TRS-80 Color: Strangely, I had an old beat-up miscellaneous cartridge for it (Galactic Attack) for years before I ever even got a system to play it on. My first impression was that it was a little strange in some ways, but once I started getting more games for it and learning about its fairly huge third-party catalog of tape/disk software, it quickly became a favorite.
VIC-20: For many years I didn't give the VIC-20 much thought, if any. I regarded it as essentially a much more primitive iteration of the Commodore 64, which I already had, so why bother? Well, I found a cherry CIB system and a half-dozen games at a Vintage Computer Fest a few years back for the $50 that was burning a hole in my pocket. I was delighted to find that everything I thought I knew about it was wrong. Fun little thing. And VIC-20 carts are some of my favorite things to collect now.

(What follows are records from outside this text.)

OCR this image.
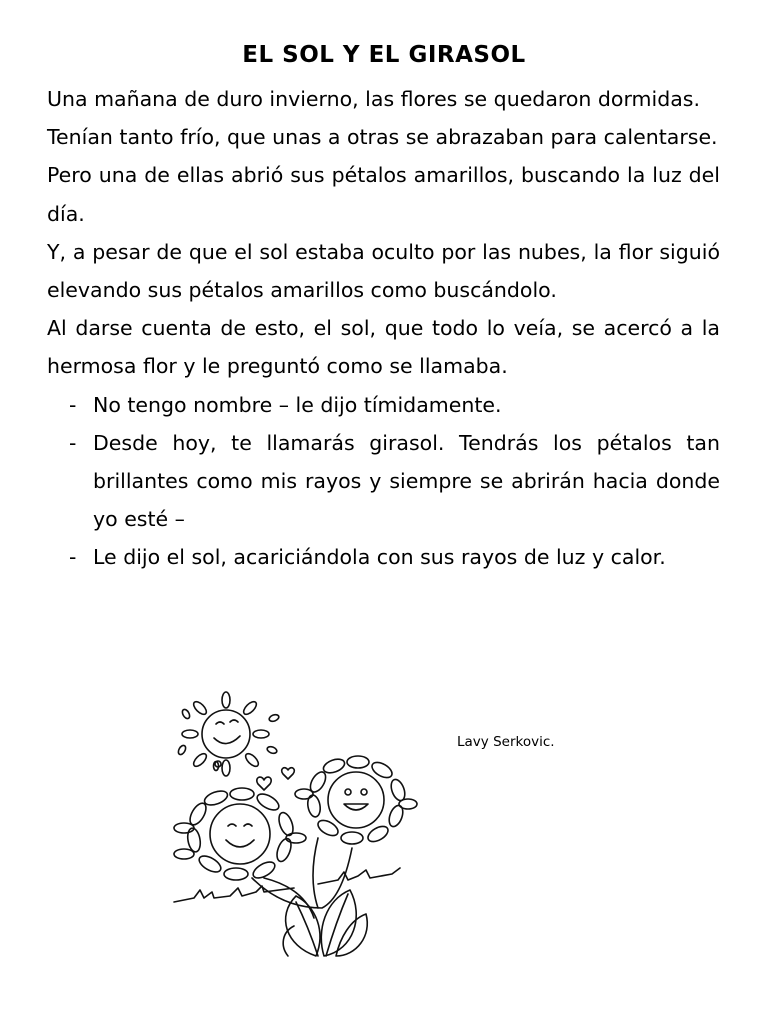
EL SOL Y EL GIRASOL

Una mañana de duro invierno, las flores se quedaron dormidas.

Tenían tanto frío, que unas a otras se abrazaban para calentarse.

Pero una de ellas abrió sus pétalos amarillos, buscando la luz del día.

Y, a pesar de que el sol estaba oculto por las nubes, la flor siguió elevando sus pétalos amarillos como buscándolo.

Al darse cuenta de esto, el sol, que todo lo veía, se acercó a la hermosa flor y le preguntó como se llamaba.

- No tengo nombre – le dijo tímidamente.
- Desde hoy, te llamarás girasol. Tendrás los pétalos tan brillantes como mis rayos y siempre se abrirán hacia donde yo esté –
- Le dijo el sol, acariciándola con sus rayos de luz y calor.

Lavy Serkovic.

Apple IIGS: First of all, I had never expressly set out to collect Apple stuff at all. At least as far as my hardware goes, almost all of it is just stuff that I lucked into (except my II Plus...that thing, I wanted). //e systems, printers, joysticks, monitors, all of it. Over the years I wound up with quite a pile of //e and //c parts, peripherals, drives, etc. That was good enough for me. I knew about the IIGS, and that it wasn't really as good a 16-bit system as stuff like the Amiga or Atari ST (which I had). A few years ago a buddy of mine messages me asking if I wanted one--I hadn't been looking for one, but the price (free) was right. ROM3 with a memory expansion and RGB monitor. All I had for it was a 5.25" drive so it was essentially just a snazzier //e until earlier this year when I finally got a CFFA3000, after which I've revised my opinion about IIGS a bit.
ADAM: I'm still pretty new to the ADAM, so I can't really comment too much on it at this point, but I'll say this--it's such a weird system. Not necessarily in good ways, but at least in interesting ways. My system came from Milli, with an internal power mod, so I don't need the printer, but that power-thru-printer design is one of the most immediately oddball things about this system. The other is the Digital Data Pack drive. I noticed it has none of the FF/RW/Rec/Play/etc buttons universally found on tape units. That's because ADAM tape drives actually act like disk drives--the system automatically peels through the tape (at noisily and terrifyingly high speed) looking for files and data in much the same way a disk drive seeks on a floppy. At first I was a little perplexed that ADAM CP/M came on tape--"How the hell can you run a disk operating system from tape?" Well...the ADAM DDP, that's how--the tape that thinks it's a disk. It's faster than a standard cassette interface, but also far slower than an actual disk system. But it's definitely interesting!